People with the kinglet as their spirit animal tend to be highly energetic. This extreme energy is a powerful force when properly focused. Without a passion to channel it, though, people with this spirit animal may grow restless or develop a poor attention span. If their passions are nurtured, though, people with the kinglet spirit are a powerhouse of productivity and innovation.
Kinglet Totem Animal
The kinglet totem animal is associated with wit, trickery, and curiosity. People with this totem animal have a way of overcoming obstacles through unusual means. The kinglet totem animal channels the kinglet’s boundless energy into quick thinking and seemingly effortless problem solving.
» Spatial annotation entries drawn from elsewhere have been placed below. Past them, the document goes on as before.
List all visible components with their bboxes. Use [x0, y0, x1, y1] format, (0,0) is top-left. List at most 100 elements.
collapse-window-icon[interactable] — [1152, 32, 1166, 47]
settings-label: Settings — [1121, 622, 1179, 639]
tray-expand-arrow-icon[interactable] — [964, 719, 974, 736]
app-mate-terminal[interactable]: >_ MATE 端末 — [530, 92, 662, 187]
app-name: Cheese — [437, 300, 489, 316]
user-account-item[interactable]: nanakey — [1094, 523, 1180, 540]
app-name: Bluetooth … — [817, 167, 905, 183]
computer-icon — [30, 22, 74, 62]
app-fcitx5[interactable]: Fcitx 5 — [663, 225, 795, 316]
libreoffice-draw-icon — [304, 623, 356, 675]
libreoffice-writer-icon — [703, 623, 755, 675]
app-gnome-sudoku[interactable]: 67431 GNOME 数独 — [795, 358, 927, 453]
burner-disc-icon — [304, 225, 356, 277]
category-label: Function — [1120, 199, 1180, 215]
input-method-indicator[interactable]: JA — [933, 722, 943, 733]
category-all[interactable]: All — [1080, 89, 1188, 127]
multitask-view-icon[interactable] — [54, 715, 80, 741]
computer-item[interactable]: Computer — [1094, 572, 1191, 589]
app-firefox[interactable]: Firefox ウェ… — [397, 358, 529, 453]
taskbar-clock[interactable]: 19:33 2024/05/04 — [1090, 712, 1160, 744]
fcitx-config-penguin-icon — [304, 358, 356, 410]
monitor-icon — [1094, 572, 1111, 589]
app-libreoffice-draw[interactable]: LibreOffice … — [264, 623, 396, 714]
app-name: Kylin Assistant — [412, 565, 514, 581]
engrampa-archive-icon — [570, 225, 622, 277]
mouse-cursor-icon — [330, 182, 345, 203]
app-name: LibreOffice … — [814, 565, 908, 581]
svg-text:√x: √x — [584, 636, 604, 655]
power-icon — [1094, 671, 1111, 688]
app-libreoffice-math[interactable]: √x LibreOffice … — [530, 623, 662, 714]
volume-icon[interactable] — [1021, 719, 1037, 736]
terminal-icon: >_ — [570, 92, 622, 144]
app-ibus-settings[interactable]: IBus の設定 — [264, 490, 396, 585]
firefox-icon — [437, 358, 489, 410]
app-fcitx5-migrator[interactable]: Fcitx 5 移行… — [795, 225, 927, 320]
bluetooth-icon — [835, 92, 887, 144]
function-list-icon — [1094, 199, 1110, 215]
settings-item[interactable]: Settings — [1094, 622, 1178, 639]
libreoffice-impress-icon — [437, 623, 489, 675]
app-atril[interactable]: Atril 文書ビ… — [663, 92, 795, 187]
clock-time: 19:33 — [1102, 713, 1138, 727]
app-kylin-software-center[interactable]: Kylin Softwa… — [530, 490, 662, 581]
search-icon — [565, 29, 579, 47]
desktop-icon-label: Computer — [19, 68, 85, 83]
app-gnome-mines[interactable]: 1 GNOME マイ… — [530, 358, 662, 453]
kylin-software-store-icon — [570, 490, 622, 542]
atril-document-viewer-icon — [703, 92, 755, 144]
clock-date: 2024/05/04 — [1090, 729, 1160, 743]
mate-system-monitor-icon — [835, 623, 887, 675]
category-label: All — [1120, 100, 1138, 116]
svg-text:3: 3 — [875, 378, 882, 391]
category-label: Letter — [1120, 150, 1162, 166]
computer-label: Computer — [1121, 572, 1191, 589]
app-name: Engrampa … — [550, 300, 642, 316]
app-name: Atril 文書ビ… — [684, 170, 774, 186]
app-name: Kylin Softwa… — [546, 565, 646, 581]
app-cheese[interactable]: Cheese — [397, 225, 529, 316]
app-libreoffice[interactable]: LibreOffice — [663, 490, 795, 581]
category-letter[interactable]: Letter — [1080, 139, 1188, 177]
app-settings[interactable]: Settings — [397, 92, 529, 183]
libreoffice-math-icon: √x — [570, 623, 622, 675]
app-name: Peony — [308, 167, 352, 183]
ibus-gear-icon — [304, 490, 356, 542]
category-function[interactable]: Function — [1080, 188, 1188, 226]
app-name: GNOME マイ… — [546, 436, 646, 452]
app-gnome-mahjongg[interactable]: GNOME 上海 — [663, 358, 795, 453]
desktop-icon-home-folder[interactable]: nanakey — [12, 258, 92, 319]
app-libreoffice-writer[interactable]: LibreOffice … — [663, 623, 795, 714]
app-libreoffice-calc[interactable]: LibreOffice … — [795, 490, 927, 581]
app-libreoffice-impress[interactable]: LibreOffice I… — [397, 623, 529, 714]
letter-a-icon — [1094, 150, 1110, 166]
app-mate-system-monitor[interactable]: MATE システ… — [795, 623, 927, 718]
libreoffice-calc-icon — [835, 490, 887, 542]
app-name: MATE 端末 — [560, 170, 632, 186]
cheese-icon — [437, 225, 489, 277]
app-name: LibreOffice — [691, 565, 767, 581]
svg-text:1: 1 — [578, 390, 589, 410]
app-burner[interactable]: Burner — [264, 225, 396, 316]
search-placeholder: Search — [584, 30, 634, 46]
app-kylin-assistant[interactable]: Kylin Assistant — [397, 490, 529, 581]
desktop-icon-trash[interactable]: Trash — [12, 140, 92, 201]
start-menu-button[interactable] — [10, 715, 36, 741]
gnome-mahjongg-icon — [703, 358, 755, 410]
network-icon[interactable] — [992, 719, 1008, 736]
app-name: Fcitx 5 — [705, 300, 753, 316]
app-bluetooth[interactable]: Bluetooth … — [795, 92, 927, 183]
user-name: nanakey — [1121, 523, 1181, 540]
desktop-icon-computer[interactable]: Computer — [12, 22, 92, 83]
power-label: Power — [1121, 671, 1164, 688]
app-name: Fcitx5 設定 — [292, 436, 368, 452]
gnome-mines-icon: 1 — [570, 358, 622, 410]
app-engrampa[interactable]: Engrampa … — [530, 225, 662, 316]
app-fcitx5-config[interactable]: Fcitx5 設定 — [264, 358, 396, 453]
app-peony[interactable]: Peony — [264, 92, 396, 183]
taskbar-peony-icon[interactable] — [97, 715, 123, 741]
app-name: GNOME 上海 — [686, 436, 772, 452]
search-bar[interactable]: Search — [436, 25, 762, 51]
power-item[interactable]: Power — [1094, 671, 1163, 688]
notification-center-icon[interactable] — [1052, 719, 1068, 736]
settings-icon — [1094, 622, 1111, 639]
People with the kinglet totem animal tend to enjoy problem solving and may be drawn to things like puzzles and mysteries to occupy their time. People with this totem tend to dislike being idle and will seek out new challenges when life presents none.
Kinglet Power Animal
The kinglet power animal embodies the power of the voice. The kinglet is one of the smallest birds around, yet it is often identified by its loud and distinctive voice. People with the power of the kinglet in their corner have the potential to captivate audiences with the power of their voices. Although this can be applied to singing, it really means that they are exceptional communicators who know how to get people’s attention.
For this reason, the kinglet power animal is especially useful when standing up for oneself or for others. No matter the individual’s size or abilities, the kinglet’s voice has a commanding presence.
Kinglet Tattoo Meaning
A kinglet tattoo is a good choice for any birder who enjoys watching the entertaining antics of the kinglet.
Additionally, a kinglet tattoo may be chosen to represent potential, energy, passion, enthusiasm, work ethic, family, or creativity.
The kinglet is a favorite of many nature-lovers and birdwatchers for a reason. This pint-sized bird is a true firecracker. Kinglets are one of those creatures whose name tells you exactly what to expect. Although they may be smaller and weaker than the mighty eagle, according to legend, it was the kinglet who triumphed as the king of birds.